While the COVID-19 pandemic continues to impact the medical system, societies, and the world saw an unprecedented decline in CO2 emissions—more extensive than the decline during the financial crisis of 2008, the oil crisis of 1979, or even World War II.
An international team of researchers has found 8.8%, equal to 1551 million tonnes of CO2 less, during the first six months of 2020, than the emission of 2019, during the same period.
The result of the groundbreaking study is now published in the journal Nature Communications on Oct 14, 2020 (Liu et al. 2020).
“What makes our study unique is the analysis of meticulously collected near-real-time data” explains lead author Zhu Liu from the Department of Earth System Science at Tsinghua University in Beijing.”
“In April, at the height of the first wave of Corona infections, when most major countries shut down their public life and parts of their economy, emissions even declined by 16.9 %.”
“Overall, the various outbreaks resulted in emission drops that we normally see only on a short-term basis on holidays such as Christmas or the Chinese Spring Festival.”

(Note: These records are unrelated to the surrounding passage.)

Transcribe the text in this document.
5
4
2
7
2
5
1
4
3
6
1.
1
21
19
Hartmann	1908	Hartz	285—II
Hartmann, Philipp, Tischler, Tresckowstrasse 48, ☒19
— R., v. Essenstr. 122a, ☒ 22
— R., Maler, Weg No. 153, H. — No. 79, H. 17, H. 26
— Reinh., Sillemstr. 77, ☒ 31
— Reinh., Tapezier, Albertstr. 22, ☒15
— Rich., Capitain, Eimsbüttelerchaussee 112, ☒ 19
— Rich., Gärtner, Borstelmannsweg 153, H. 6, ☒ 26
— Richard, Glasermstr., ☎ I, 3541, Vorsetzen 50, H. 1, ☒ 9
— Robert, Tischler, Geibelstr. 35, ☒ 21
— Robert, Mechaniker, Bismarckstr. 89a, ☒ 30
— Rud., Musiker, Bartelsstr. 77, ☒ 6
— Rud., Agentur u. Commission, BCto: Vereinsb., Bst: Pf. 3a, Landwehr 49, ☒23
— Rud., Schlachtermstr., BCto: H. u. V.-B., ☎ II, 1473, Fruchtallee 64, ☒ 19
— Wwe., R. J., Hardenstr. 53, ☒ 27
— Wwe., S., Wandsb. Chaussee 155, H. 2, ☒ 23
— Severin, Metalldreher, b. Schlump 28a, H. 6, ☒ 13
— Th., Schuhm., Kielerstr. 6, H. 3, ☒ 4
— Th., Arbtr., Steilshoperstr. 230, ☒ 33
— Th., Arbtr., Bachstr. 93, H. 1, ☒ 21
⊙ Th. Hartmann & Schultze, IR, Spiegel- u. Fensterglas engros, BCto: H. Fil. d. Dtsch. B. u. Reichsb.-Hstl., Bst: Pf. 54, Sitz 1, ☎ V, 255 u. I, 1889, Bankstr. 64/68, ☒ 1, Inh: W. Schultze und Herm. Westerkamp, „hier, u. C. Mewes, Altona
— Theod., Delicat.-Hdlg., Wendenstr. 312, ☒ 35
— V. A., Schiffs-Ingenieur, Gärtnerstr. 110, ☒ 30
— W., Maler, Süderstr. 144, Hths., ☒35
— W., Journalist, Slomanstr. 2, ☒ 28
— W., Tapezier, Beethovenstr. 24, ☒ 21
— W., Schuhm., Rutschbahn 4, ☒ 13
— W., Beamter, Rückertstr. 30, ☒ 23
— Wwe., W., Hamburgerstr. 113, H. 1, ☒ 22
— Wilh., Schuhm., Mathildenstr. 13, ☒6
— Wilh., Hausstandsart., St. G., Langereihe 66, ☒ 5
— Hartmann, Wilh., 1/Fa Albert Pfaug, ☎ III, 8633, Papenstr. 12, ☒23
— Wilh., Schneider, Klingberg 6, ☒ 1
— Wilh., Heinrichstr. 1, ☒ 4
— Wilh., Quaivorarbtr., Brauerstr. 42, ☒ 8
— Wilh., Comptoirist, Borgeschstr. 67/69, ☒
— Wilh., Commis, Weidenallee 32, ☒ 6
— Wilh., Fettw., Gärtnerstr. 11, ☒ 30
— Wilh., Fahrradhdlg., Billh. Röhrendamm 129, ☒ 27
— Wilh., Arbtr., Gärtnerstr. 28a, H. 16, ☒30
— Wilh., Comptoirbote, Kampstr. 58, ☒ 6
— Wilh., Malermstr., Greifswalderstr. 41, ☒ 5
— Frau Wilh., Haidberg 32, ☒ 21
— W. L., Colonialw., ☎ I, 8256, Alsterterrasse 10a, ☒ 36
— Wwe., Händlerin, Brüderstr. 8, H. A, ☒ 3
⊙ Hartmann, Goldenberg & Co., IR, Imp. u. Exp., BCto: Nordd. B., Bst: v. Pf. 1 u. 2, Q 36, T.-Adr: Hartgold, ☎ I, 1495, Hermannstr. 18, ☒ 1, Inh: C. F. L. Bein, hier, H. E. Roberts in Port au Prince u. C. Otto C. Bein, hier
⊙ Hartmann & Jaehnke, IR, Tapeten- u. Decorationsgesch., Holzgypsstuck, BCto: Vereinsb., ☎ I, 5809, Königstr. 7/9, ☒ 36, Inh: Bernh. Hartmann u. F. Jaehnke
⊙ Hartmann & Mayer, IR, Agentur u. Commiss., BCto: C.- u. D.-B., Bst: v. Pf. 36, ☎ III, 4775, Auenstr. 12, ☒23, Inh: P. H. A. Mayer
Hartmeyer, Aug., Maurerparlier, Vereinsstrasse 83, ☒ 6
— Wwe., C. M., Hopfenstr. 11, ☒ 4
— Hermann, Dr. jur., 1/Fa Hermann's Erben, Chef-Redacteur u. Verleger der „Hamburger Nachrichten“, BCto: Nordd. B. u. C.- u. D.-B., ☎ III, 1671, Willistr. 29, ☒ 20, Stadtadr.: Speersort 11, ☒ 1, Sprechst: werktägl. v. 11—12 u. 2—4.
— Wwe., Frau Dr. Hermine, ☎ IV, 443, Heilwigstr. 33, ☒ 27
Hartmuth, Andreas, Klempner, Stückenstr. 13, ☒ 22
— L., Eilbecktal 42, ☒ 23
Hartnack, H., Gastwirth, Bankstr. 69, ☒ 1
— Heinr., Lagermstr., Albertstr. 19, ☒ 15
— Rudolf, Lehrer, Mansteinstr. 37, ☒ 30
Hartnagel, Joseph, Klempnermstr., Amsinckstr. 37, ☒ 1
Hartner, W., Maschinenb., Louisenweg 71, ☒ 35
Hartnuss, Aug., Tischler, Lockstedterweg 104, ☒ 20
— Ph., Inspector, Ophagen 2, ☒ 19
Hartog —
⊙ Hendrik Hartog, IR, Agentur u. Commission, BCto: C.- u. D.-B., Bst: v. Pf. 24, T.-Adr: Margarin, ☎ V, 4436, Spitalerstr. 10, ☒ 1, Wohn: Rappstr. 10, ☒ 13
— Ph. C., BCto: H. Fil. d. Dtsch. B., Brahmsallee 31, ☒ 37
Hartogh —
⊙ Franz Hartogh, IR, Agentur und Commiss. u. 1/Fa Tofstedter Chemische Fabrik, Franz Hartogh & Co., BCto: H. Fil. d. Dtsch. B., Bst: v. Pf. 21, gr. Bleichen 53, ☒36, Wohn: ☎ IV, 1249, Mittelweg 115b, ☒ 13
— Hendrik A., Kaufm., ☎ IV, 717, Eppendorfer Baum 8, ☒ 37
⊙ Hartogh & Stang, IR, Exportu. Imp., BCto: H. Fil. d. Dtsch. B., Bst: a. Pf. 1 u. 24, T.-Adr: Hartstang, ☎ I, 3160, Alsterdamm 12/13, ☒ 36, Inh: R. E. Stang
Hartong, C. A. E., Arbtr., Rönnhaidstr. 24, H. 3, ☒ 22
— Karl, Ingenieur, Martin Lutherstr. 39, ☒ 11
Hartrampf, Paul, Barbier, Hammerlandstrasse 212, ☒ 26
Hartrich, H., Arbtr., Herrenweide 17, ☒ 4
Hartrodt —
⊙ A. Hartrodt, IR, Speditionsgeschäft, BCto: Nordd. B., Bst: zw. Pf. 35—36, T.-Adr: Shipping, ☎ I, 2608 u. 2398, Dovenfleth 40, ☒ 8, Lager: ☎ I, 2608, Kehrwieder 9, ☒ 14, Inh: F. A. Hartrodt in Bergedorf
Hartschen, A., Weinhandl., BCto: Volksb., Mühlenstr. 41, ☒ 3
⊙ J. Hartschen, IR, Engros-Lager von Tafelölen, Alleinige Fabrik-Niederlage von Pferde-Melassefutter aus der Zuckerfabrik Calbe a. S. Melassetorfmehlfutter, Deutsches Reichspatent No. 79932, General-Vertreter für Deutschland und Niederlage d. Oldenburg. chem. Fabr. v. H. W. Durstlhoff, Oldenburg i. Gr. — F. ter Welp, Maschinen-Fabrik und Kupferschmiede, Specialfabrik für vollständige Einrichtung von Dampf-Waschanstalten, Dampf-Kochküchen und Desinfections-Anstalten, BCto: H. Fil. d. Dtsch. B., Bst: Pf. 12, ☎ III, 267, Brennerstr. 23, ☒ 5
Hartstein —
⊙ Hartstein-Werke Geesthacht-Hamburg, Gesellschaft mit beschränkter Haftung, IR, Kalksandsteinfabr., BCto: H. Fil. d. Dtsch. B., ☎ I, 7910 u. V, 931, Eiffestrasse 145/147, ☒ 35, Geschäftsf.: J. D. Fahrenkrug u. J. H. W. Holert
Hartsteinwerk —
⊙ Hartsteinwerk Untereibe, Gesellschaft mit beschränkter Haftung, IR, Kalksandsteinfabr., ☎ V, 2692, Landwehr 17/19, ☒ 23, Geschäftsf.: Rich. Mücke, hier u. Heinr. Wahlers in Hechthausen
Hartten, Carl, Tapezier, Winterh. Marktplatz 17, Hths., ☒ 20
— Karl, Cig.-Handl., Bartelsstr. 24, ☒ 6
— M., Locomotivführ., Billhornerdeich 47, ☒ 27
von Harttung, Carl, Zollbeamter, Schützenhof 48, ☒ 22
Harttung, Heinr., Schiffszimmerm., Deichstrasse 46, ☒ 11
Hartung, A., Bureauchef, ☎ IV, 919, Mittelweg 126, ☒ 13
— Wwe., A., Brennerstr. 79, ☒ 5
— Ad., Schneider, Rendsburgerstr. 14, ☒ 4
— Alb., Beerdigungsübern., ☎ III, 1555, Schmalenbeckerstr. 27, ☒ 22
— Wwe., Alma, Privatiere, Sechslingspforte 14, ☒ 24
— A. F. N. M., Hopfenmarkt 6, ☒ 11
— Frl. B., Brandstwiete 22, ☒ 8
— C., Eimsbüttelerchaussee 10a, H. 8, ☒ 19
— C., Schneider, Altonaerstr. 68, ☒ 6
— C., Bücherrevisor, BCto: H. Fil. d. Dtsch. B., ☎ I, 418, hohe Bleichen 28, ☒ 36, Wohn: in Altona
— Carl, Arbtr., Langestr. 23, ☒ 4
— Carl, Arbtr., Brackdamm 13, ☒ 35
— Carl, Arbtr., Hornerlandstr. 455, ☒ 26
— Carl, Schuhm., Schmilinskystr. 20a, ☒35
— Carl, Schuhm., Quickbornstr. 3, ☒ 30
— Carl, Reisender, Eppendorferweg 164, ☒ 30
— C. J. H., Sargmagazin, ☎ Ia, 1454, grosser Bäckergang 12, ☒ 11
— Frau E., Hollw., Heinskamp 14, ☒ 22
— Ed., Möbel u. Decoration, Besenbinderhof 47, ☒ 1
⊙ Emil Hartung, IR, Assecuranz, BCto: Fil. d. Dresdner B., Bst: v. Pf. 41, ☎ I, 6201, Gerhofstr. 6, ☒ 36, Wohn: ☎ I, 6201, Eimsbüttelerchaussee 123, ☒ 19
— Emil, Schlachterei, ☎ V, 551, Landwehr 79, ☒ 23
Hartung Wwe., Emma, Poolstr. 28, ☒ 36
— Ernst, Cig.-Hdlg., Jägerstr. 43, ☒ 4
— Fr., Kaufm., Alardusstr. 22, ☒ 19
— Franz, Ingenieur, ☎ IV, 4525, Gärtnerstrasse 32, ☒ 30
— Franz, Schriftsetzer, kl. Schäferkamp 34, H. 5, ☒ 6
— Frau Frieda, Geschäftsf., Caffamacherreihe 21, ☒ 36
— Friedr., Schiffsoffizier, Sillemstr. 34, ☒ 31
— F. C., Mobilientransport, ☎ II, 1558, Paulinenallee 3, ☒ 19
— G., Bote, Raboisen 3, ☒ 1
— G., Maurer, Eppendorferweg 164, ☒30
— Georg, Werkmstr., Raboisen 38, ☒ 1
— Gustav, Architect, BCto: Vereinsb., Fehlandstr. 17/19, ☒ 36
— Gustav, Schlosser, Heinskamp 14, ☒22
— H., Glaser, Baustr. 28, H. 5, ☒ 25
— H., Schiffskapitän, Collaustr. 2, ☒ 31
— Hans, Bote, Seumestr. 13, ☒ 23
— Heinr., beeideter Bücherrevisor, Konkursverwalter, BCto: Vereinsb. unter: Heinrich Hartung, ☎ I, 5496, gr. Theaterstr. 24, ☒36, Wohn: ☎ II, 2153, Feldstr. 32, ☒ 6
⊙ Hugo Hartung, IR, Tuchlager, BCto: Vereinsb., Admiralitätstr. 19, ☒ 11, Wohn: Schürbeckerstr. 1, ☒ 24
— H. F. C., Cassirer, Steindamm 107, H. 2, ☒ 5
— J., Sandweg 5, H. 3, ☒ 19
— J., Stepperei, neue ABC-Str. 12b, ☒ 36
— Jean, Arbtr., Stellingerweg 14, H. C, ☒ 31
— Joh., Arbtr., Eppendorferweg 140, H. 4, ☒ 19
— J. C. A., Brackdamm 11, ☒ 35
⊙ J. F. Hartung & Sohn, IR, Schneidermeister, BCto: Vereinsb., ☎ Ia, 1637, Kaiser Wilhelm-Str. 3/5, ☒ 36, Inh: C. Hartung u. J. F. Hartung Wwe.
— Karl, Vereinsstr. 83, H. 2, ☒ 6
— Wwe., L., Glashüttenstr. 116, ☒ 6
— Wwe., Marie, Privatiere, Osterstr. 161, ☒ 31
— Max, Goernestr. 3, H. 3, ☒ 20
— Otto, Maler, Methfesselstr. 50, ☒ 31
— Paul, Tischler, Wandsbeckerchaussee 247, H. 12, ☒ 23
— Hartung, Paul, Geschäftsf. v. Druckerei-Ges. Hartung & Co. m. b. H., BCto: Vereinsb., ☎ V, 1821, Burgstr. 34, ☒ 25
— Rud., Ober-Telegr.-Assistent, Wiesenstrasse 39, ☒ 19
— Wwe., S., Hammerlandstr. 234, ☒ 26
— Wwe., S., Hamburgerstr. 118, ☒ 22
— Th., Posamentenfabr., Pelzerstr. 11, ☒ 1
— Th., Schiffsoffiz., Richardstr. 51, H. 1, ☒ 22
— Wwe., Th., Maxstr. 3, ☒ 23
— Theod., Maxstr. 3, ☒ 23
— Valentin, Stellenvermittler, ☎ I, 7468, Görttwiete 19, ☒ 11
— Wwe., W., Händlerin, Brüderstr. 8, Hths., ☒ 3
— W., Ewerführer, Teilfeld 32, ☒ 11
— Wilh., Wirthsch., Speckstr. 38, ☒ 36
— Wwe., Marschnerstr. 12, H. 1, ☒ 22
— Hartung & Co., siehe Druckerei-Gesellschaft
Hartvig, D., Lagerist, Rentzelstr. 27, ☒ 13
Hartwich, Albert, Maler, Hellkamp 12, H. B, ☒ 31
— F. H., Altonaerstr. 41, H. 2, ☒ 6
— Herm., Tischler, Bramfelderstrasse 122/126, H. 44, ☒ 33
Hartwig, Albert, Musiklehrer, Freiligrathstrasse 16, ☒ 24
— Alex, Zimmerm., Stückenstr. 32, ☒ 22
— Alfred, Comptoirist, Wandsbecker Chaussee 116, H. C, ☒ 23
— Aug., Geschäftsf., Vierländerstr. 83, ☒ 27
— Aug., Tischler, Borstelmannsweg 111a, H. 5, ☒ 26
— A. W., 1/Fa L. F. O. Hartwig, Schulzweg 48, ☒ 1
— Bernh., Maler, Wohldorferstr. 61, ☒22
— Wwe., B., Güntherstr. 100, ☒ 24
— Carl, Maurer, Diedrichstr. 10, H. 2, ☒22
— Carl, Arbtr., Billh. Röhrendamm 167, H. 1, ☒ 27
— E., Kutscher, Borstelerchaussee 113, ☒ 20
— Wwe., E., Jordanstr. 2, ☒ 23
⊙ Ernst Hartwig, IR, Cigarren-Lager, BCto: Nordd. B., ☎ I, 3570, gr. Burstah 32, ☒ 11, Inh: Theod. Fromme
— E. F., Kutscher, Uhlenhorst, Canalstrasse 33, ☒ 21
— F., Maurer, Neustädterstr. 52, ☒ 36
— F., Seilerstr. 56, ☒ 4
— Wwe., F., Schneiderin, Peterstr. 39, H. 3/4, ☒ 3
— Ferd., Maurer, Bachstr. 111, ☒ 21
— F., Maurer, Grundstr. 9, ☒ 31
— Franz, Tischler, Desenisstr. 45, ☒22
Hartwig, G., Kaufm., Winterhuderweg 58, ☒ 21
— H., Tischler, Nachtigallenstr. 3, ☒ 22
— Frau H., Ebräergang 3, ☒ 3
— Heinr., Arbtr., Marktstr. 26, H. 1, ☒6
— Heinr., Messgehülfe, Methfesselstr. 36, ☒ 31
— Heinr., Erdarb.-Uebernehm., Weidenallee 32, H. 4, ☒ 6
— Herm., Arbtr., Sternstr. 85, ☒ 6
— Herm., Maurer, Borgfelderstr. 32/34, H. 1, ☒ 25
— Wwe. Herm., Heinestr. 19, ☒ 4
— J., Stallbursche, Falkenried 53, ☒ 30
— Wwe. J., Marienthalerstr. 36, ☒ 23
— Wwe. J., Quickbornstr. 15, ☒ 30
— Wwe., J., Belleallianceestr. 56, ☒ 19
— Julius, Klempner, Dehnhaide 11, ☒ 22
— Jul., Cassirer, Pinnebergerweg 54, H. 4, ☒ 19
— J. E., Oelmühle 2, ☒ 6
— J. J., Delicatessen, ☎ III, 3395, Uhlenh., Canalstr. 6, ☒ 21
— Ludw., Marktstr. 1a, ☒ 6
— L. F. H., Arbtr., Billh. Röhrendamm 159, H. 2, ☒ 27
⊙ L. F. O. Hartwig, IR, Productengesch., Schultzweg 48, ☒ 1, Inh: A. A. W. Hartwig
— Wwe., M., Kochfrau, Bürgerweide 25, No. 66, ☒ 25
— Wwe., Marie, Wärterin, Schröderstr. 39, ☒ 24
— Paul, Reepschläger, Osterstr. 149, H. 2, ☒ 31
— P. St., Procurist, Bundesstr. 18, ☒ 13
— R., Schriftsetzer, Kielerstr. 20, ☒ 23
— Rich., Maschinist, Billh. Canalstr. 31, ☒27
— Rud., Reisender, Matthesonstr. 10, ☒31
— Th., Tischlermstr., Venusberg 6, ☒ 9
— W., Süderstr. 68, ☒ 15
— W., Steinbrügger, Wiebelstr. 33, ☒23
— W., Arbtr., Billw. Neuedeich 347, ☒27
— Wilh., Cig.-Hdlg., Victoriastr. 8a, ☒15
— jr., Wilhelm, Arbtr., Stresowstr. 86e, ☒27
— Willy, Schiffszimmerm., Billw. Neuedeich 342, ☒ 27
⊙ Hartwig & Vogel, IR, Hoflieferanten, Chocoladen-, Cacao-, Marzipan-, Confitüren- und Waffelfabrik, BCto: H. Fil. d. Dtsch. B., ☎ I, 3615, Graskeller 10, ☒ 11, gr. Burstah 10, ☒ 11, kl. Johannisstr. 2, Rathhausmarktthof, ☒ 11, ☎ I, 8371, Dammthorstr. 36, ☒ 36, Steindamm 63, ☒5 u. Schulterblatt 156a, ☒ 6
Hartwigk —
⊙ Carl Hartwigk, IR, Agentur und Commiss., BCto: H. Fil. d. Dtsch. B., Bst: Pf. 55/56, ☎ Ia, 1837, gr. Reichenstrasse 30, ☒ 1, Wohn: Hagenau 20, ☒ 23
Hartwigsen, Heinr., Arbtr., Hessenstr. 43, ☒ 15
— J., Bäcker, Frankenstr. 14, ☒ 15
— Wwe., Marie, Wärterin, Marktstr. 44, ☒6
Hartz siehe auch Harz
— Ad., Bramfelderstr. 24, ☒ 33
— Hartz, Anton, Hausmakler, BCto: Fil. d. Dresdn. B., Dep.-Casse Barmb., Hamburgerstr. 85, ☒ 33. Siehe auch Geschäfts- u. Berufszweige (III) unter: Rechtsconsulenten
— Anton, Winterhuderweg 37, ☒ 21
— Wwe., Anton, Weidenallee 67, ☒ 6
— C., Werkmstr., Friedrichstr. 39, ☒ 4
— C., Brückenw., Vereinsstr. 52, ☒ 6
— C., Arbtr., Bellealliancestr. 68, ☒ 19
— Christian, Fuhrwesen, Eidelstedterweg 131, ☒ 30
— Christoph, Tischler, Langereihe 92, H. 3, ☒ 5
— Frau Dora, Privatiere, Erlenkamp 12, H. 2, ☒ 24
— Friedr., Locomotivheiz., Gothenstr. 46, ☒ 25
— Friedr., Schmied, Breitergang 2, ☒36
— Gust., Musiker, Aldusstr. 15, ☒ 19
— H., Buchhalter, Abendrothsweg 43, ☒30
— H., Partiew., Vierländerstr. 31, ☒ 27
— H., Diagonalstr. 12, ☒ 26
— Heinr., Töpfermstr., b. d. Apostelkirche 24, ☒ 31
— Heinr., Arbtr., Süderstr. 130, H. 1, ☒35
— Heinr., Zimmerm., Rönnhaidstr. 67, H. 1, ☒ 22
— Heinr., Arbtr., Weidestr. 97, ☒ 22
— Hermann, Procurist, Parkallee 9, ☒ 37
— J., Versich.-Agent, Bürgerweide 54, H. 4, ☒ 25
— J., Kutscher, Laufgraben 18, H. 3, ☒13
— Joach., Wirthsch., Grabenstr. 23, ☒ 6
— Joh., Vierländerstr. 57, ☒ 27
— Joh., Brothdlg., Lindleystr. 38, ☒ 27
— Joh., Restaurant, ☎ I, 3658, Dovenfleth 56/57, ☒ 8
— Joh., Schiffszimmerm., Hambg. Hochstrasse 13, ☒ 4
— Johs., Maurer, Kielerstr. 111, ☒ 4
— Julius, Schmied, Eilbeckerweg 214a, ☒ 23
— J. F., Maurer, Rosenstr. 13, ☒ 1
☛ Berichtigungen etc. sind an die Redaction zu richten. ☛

“The greatest reduction of emissions was observed in the ground transportation sector,” explains Daniel Kammen, Professor and Chair of the Energy and Resources Group and also a professor in the Goldman School of Public Policy, University of California, Berkeley.
“Largely because of working from home restrictions, transport CO2 emissions decreased by 40 % worldwide. In contrast, the power and industry sectors contributed less to the decline, with -22 % and -17 %, respectively, as did the aviation and shipping sectors.”
In the study, the scientists collected and analyzed precise, hourly datasets of electric power production in 31 countries, daily vehicle traffic in more than 400 cities worldwide, daily global passenger flights, monthly production data for industry in 62 countries as well as fuel consumption data for building emissions in more than 200 countries.
They observed that the decrease of CO2 emission corresponds to lockdown measures in each country. By Jul 1, the pandemic’s effects on global emissions diminished as lockdown restrictions relaxed and some economic activities restarted, especially in China and several European countries, but in the U.S., Brazil, and India where the number of COVID cases continued to remain high emission decline continues.
Thus, the authors emphasized that a complete overhaul of the industry and commerce sector is the only valid strategy to stabilize the climate. Co-author Hans Joachim Schellnhuber, founding director of the Potsdam Institute for Climate Impact Research, stated that a decrease in human activity to reduce CO2 emission is not a solution.
“Instead we need structural and transformational changes in our energy production and consumption systems. Individual behavior is certainly important, but what we really need to focus on is reducing the carbon intensity of our global economy.”—stated the author.